Arabs in snow-white robes swept past him, and pilots and European businessmen strode by, but always singly or in pairs. Hale kept staring at the newspaper, though his attention was focused in the periphery of his vision above the paper edges.

At last he saw what he wanted-a group of Western businessmen hurrying this way, Texans by their accents, all wearing fedora hats.
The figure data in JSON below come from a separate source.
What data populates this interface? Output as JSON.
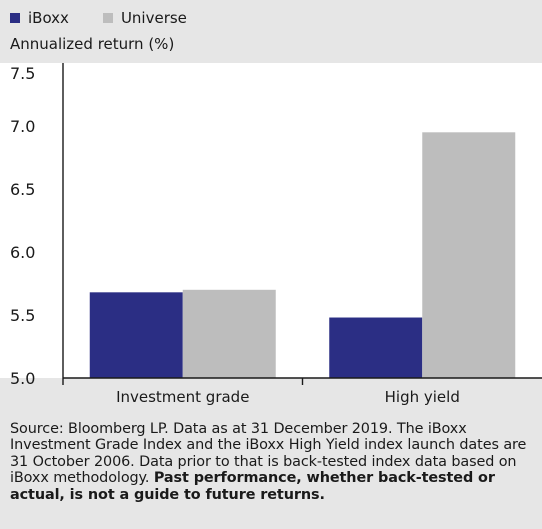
{
  "chart_data": {
    "type": "bar",
    "categories": [
      "Investment grade",
      "High yield"
    ],
    "series": [
      {
        "name": "iBoxx",
        "values": [
          5.68,
          5.48
        ],
        "color": "#2b2e84"
      },
      {
        "name": "Universe",
        "values": [
          5.7,
          6.95
        ],
        "color": "#bdbdbd"
      }
    ],
    "xlabel": "",
    "ylabel": "Annualized return (%)",
    "ylim": [
      5.0,
      7.5
    ],
    "yticks": [
      "5.0",
      "5.5",
      "6.0",
      "6.5",
      "7.0",
      "7.5"
    ],
    "grid": false,
    "legend": "top-left"
  },
  "source": {
    "text": "Source: Bloomberg LP. Data as at 31 December 2019. The iBoxx Investment Grade Index and the iBoxx High Yield index launch dates are 31 October 2006. Data prior to that is back-tested index data based on iBoxx methodology. ",
    "bold": "Past performance, whether back-tested or actual, is not a guide to future returns."
  }
}
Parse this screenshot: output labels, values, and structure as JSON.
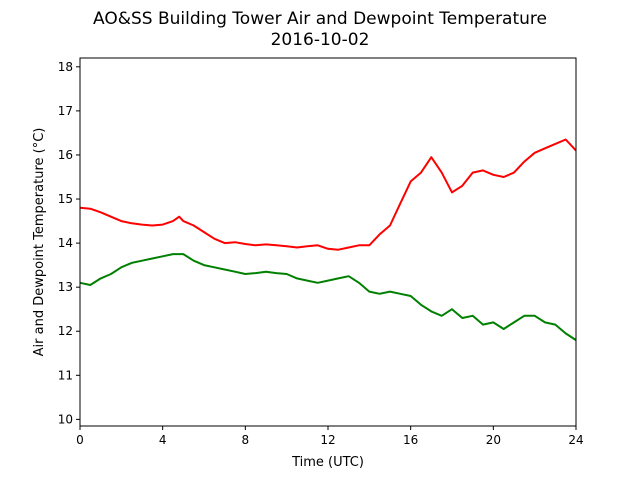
{
  "chart_data": {
    "type": "line",
    "title": "AO&SS Building Tower Air and Dewpoint Temperature",
    "subtitle": "2016-10-02",
    "xlabel": "Time (UTC)",
    "ylabel": "Air and Dewpoint Temperature (°C)",
    "xlim": [
      0,
      24
    ],
    "ylim": [
      9.85,
      18.2
    ],
    "x_ticks": [
      0,
      4,
      8,
      12,
      16,
      20,
      24
    ],
    "y_ticks": [
      10,
      11,
      12,
      13,
      14,
      15,
      16,
      17,
      18
    ],
    "grid": false,
    "legend": "none",
    "series": [
      {
        "color": "#ff0000",
        "x": [
          0,
          0.5,
          1,
          1.5,
          2,
          2.5,
          3,
          3.5,
          4,
          4.5,
          4.8,
          5,
          5.5,
          6,
          6.5,
          7,
          7.5,
          8,
          8.5,
          9,
          9.5,
          10,
          10.5,
          11,
          11.5,
          12,
          12.5,
          13,
          13.5,
          14,
          14.5,
          15,
          15.5,
          16,
          16.5,
          17,
          17.5,
          18,
          18.5,
          19,
          19.5,
          20,
          20.5,
          21,
          21.5,
          22,
          22.5,
          23,
          23.5,
          24
        ],
        "y": [
          14.8,
          14.78,
          14.7,
          14.6,
          14.5,
          14.45,
          14.42,
          14.4,
          14.42,
          14.5,
          14.6,
          14.5,
          14.4,
          14.25,
          14.1,
          14.0,
          14.02,
          13.98,
          13.95,
          13.97,
          13.95,
          13.93,
          13.9,
          13.93,
          13.95,
          13.87,
          13.85,
          13.9,
          13.95,
          13.95,
          14.2,
          14.4,
          14.9,
          15.4,
          15.6,
          15.95,
          15.6,
          15.15,
          15.3,
          15.6,
          15.65,
          15.55,
          15.5,
          15.6,
          15.85,
          16.05,
          16.15,
          16.25,
          16.35,
          16.1
        ]
      },
      {
        "color": "#008000",
        "x": [
          0,
          0.5,
          1,
          1.5,
          2,
          2.5,
          3,
          3.5,
          4,
          4.5,
          5,
          5.5,
          6,
          6.5,
          7,
          7.5,
          8,
          8.5,
          9,
          9.5,
          10,
          10.5,
          11,
          11.5,
          12,
          12.5,
          13,
          13.5,
          14,
          14.5,
          15,
          15.5,
          16,
          16.5,
          17,
          17.5,
          18,
          18.5,
          19,
          19.5,
          20,
          20.5,
          21,
          21.5,
          22,
          22.5,
          23,
          23.5,
          24
        ],
        "y": [
          13.1,
          13.05,
          13.2,
          13.3,
          13.45,
          13.55,
          13.6,
          13.65,
          13.7,
          13.75,
          13.75,
          13.6,
          13.5,
          13.45,
          13.4,
          13.35,
          13.3,
          13.32,
          13.35,
          13.32,
          13.3,
          13.2,
          13.15,
          13.1,
          13.15,
          13.2,
          13.25,
          13.1,
          12.9,
          12.85,
          12.9,
          12.85,
          12.8,
          12.6,
          12.45,
          12.35,
          12.5,
          12.3,
          12.35,
          12.15,
          12.2,
          12.05,
          12.2,
          12.35,
          12.35,
          12.2,
          12.15,
          11.95,
          11.8
        ]
      }
    ]
  }
}
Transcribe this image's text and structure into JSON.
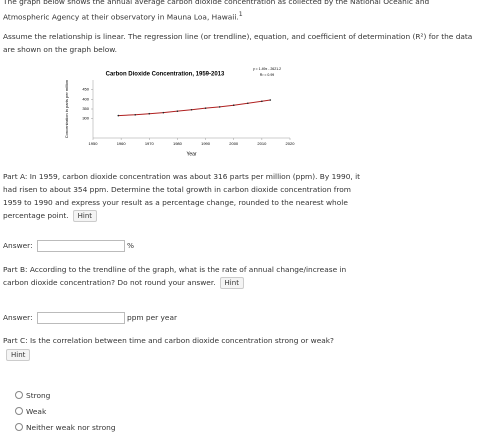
{
  "intro": {
    "text1": "The graph below shows the annual average carbon dioxide concentration as collected by the National Oceanic and Atmospheric Agency at their observatory in Mauna Loa, Hawaii.",
    "note": "1",
    "text2": "Assume the relationship is linear. The regression line (or trendline), equation, and coefficient of determination (R²) for the data are shown on the graph below."
  },
  "chart_data": {
    "type": "line",
    "title": "Carbon Dioxide Concentration, 1959-2013",
    "x_label": "Year",
    "y_label": "Concentration in parts per million",
    "annotations": [
      "y = 1.49x - 2621.2",
      "R² = 0.99"
    ],
    "x": [
      1959,
      1965,
      1970,
      1975,
      1980,
      1985,
      1990,
      1995,
      2000,
      2005,
      2010,
      2013
    ],
    "series": [
      {
        "name": "CO2",
        "color": "#b02020",
        "values": [
          315.97,
          320.04,
          325.68,
          331.11,
          338.75,
          346.12,
          354.39,
          360.82,
          369.55,
          379.8,
          389.9,
          396.52
        ]
      }
    ],
    "xlim": [
      1950,
      2020
    ],
    "xticks": [
      1950,
      1960,
      1970,
      1980,
      1990,
      2000,
      2010,
      2020
    ],
    "ylim": [
      200,
      500
    ],
    "yticks": [
      300,
      350,
      400,
      450
    ]
  },
  "partA": {
    "question": "Part A: In 1959, carbon dioxide concentration was about 316 parts per million (ppm). By 1990, it had risen to about 354 ppm. Determine the total growth in carbon dioxide concentration from 1959 to 1990 and express your result as a percentage change, rounded to the nearest whole percentage point.",
    "hint": "Hint",
    "answer_label": "Answer:",
    "unit": "%"
  },
  "partB": {
    "question": "Part B: According to the trendline of the graph, what is the rate of annual change/increase in carbon dioxide concentration? Do not round your answer.",
    "hint": "Hint",
    "answer_label": "Answer:",
    "unit": "ppm per year"
  },
  "partC": {
    "question": "Part C: Is the correlation between time and carbon dioxide concentration strong or weak?",
    "hint": "Hint",
    "options": [
      "Strong",
      "Weak",
      "Neither weak nor strong"
    ]
  }
}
They clearly had no time to spare, and they would be trotting right past the men's room door, so Hale did a restrained tap-dance in the old rhythms across the linoleum, pushed open the lavatory door and stepped inside.

At the sink he quickly broke open the shoe-shine bottle and combed a couple of splashes of the white liquid liberally through his blond hair and eyebrows; then he whipped off his coat and tie-torso-cover being the inevitable primary flag in any surveillance-and dropped them on the floor. Finally he kicked off his shoes and shoved them inside his shirt, unfolded the sunglasses and slid them onto his nose, picked up the white metal waste bin and strode in his stocking feet to the door to listen.

When the Texas accents were loudest, he crouched and pushed the door open, shoving it against elbows and ribs.

"Hey!" came an annoyed yelp. "Steady, dipshit!"

"'Eh-sif!" Hale mumbled apologetically. "Is mahlee!" He waved his arm up in a placating gesture and succeeded in knocking one man's hat off.

And then Hale was walking rapidly away, his feet making no noise at all on the linoleum floor now, carrying the waste bin over his shoulder with a determined air of practiced ease.

The man whose hat he had knocked off was going on about it as the voices receded behind him, and Hale hoped any watchers would note the complaint and give extra scrutiny to any figure among the Texans who might look as if he had just put on the hat in question and joined the group.

Hale, meanwhile, was to at least a hasty glance a hunched, white-haired, pot-bellied figure in noiseless black footwear carrying a waste bin toward the nearest unmarked door; service personnel tended to be invisible, and when he had pushed open the door and stepped into a hallway lined with glass-windowed offices, none of the people at the desks gave him a second glance.

At the end of the hallway he set down the waste bin, pocketed the sunglasses and put his shoes back on, then hurried on through a series of corridors that eventually led to an outside door.

He was still tucking his shirt back into his trousers when he saw a cabstand, and he managed to wave as he hurried up to the first cab in line.